U.S. allied nations are in the AI race as well. India has adopted a similar risk-based approach. With its abundance of tech-educated talented and its similar wariness about China, India can be a strong AI partner. The European Union, as it is inclined to do, has stepped hard on the brakes already. Earlier this year, the EU enacted lengthy, onerous sets of AI regulations which were met with skepticism by EU and global tech firms alike. U.S. officials, by contrast, have so far maintained an even hand with grips at ten and two on the steering wheel. Members of Congress have made efforts to become better AI educated as, in theory, informed regulation should be more effective. The great power advantage opportunity is apparent, as is the downside of letting the moment escape and surrendering it to America’s enemies.

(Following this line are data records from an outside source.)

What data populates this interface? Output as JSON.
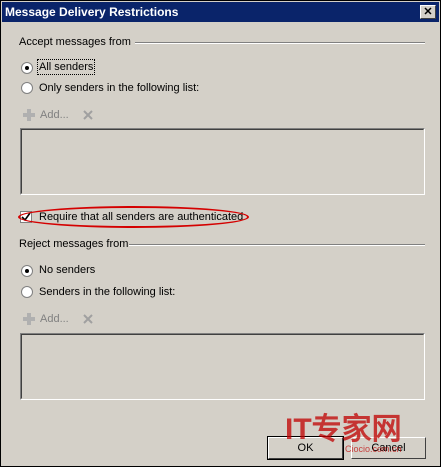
{
  "window": {
    "title": "Message Delivery Restrictions",
    "close_glyph": "✕"
  },
  "accept": {
    "group_label": "Accept messages from",
    "option_all": "All senders",
    "option_only": "Only senders in the following list:",
    "selected": "all",
    "add_label": "Add..."
  },
  "require_auth": {
    "label": "Require that all senders are authenticated",
    "checked": true
  },
  "reject": {
    "group_label": "Reject messages from",
    "option_none": "No senders",
    "option_list": "Senders in the following list:",
    "selected": "none",
    "add_label": "Add..."
  },
  "buttons": {
    "ok": "OK",
    "cancel": "Cancel"
  },
  "watermark": {
    "text": "IT专家网",
    "sub": "Ciocio.com.cn"
  },
  "colors": {
    "title_bar": "#0a246a",
    "annotation": "#d40000",
    "face": "#d4d0c8",
    "watermark": "#c00000"
  },
  "icons": {
    "add": "green-plus-icon",
    "remove": "x-icon",
    "checkmark": "check-icon"
  }
}
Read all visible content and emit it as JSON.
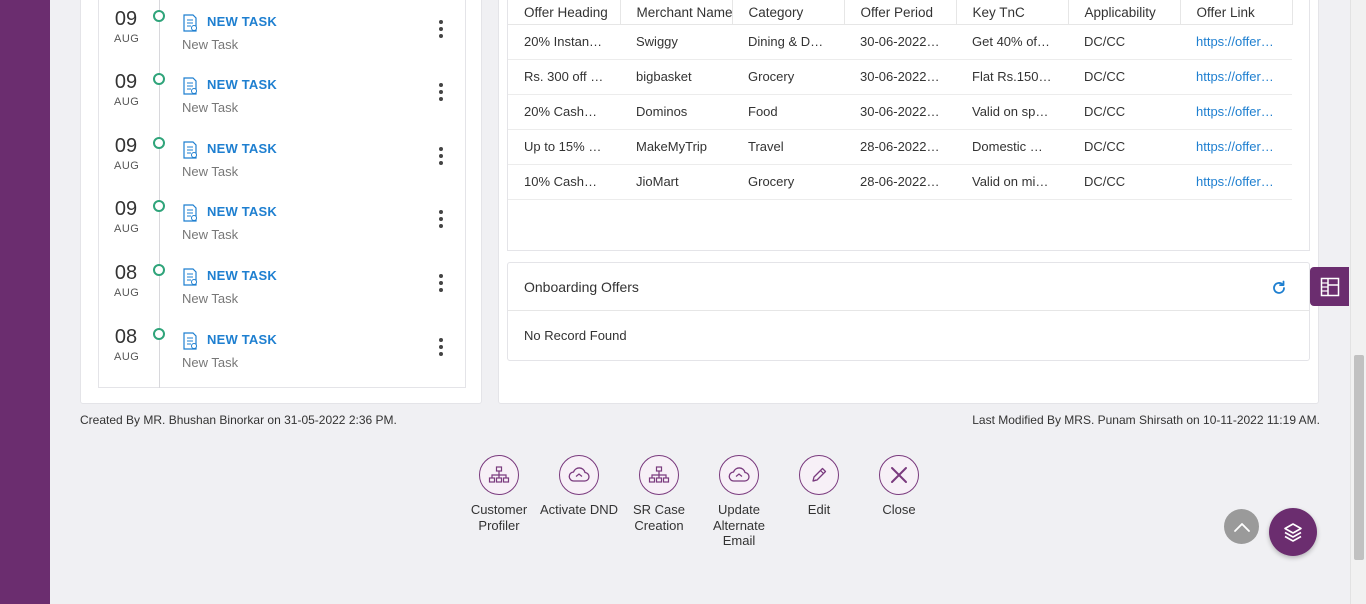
{
  "tasks": [
    {
      "day": "09",
      "month": "AUG",
      "title": "NEW TASK",
      "subtitle": "New Task"
    },
    {
      "day": "09",
      "month": "AUG",
      "title": "NEW TASK",
      "subtitle": "New Task"
    },
    {
      "day": "09",
      "month": "AUG",
      "title": "NEW TASK",
      "subtitle": "New Task"
    },
    {
      "day": "09",
      "month": "AUG",
      "title": "NEW TASK",
      "subtitle": "New Task"
    },
    {
      "day": "08",
      "month": "AUG",
      "title": "NEW TASK",
      "subtitle": "New Task"
    },
    {
      "day": "08",
      "month": "AUG",
      "title": "NEW TASK",
      "subtitle": "New Task"
    }
  ],
  "offers": {
    "columns": [
      "Offer Heading",
      "Merchant Name",
      "Category",
      "Offer Period",
      "Key TnC",
      "Applicability",
      "Offer Link"
    ],
    "rows": [
      [
        "20% Instant ...",
        "Swiggy",
        "Dining & Deli...",
        "30-06-2022 1...",
        "Get 40% off ...",
        "DC/CC",
        "https://offers..."
      ],
      [
        "Rs. 300 off o...",
        "bigbasket",
        "Grocery",
        "30-06-2022 1...",
        "Flat Rs.150 o...",
        "DC/CC",
        "https://offers..."
      ],
      [
        "20% Cashback",
        "Dominos",
        "Food",
        "30-06-2022 1...",
        "Valid on spe...",
        "DC/CC",
        "https://offers..."
      ],
      [
        "Up to 15% Of...",
        "MakeMyTrip",
        "Travel",
        "28-06-2022 1...",
        "Domestic Ho...",
        "DC/CC",
        "https://offers..."
      ],
      [
        "10% Cashback",
        "JioMart",
        "Grocery",
        "28-06-2022 1...",
        "Valid on mini...",
        "DC/CC",
        "https://offers..."
      ]
    ]
  },
  "onboarding": {
    "title": "Onboarding Offers",
    "empty": "No Record Found"
  },
  "footer": {
    "created": "Created By MR. Bhushan Binorkar on 31-05-2022 2:36 PM.",
    "modified": "Last Modified By MRS. Punam Shirsath on 10-11-2022 11:19 AM."
  },
  "actions": {
    "customer_profiler": "Customer Profiler",
    "activate_dnd": "Activate DND",
    "sr_case_creation": "SR Case Creation",
    "update_alternate_email": "Update Alternate Email",
    "edit": "Edit",
    "close": "Close"
  },
  "colors": {
    "brand": "#6b2d6f",
    "link": "#1e7fd0",
    "timeline_dot": "#2fa47a"
  },
  "icons": [
    "task-icon",
    "kebab-menu-icon",
    "refresh-icon",
    "layout-icon",
    "org-chart-icon",
    "cloud-icon",
    "pencil-icon",
    "close-icon",
    "chevron-up-icon",
    "layers-icon"
  ]
}
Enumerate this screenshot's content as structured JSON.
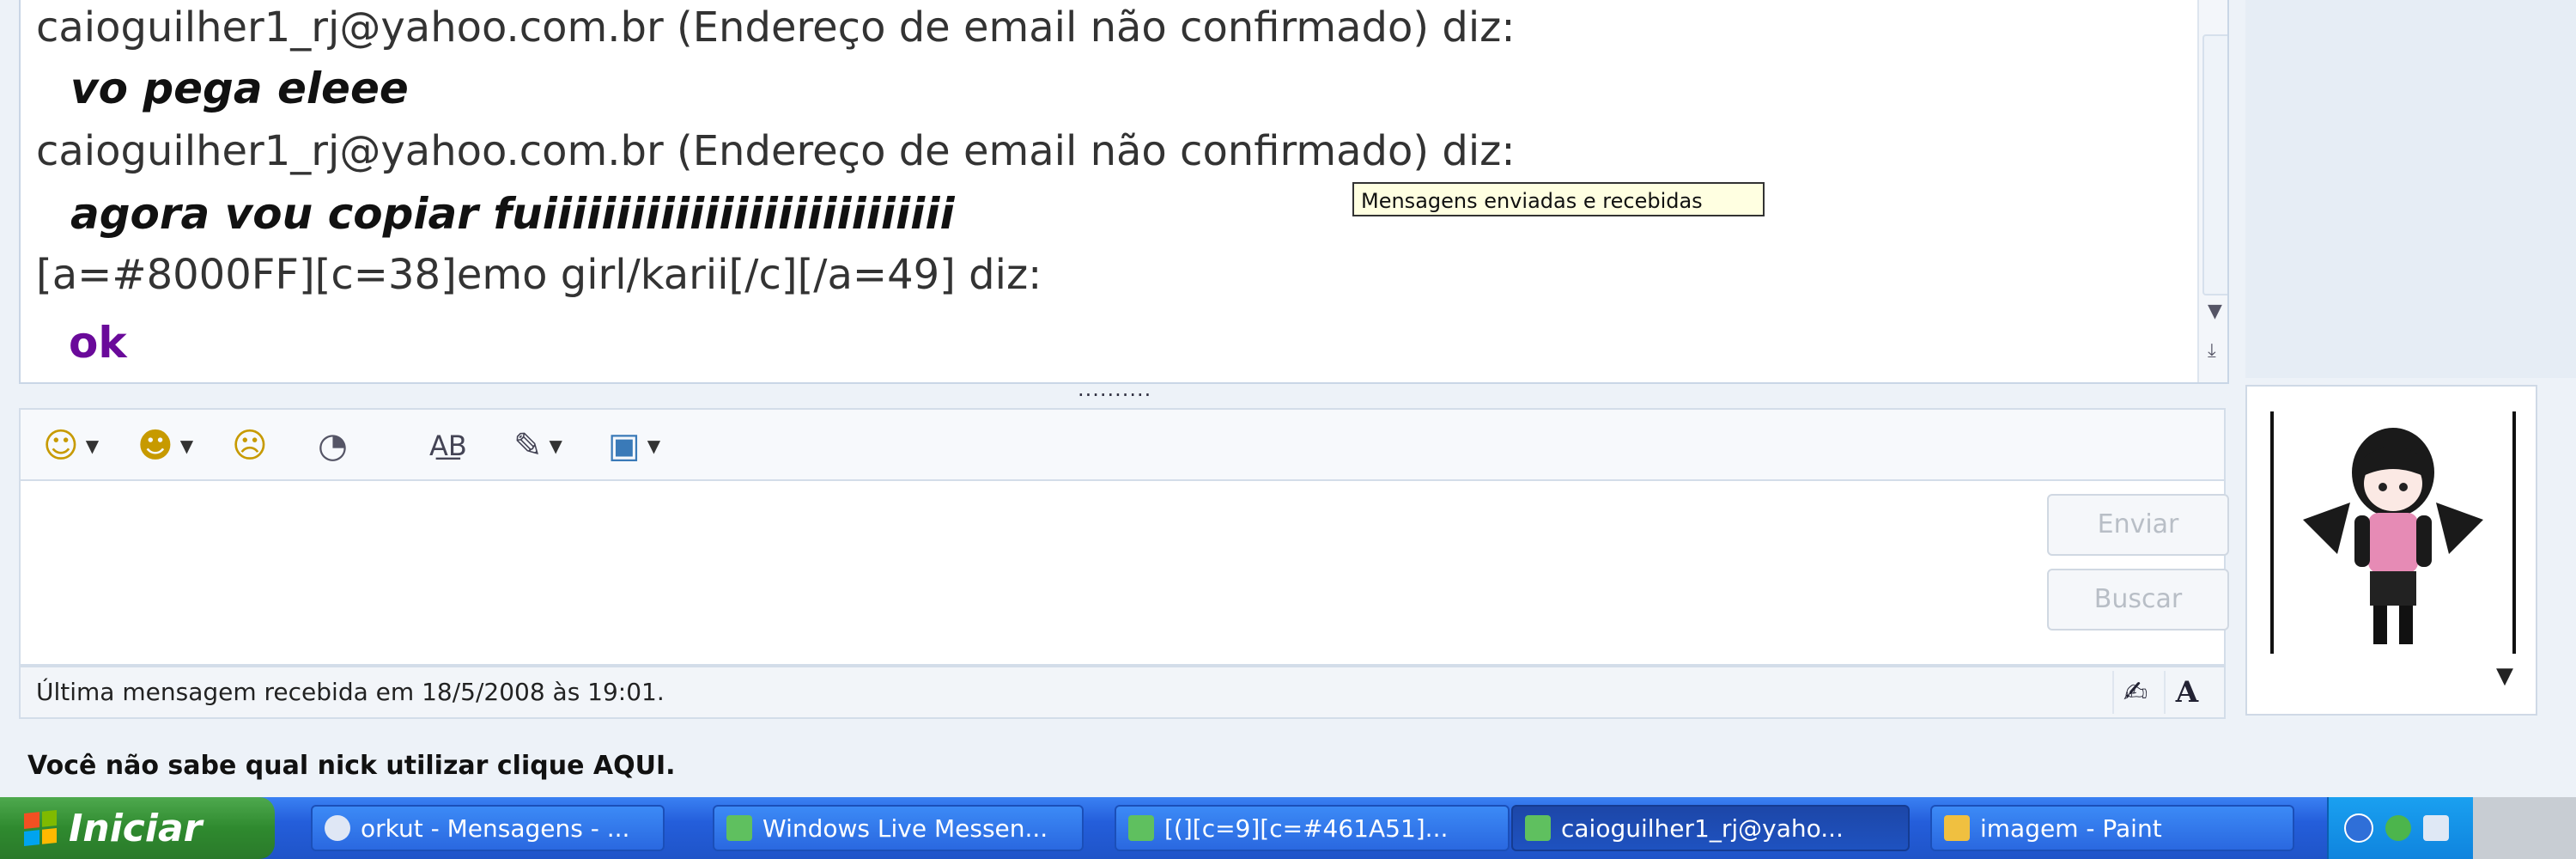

Novel legal and ethical challenges will inevitably accompany the increasing presence of AI in society. As with all new innovations, from the automobile to the internet, the private sector must necessarily, voluntarily assume a fiduciary duty, and government should find the right guardrails. Adversaries, in the form of state and non-state actors, will act without inhibition to exploit AI economic and conflict capabilities. Every next generation of technology is labeled “revolutionary.” But AI is, in fact, the first that is being developed to think for humans, perhaps even “overthink” us creating a potential existential issue. If America is at the center of the new AI universe, the great power advantage can be its deployment not only for our own security, but for a more secure world overall.
Manisha Singh is the Senior Fellow for Artificial Intelligence at the Krach Institute for Tech Diplomacy at Purdue University and the former Assistant Secretary for Economic and Business Affairs at the U.S. Department of State. She is the author of “The Café on Main Street.”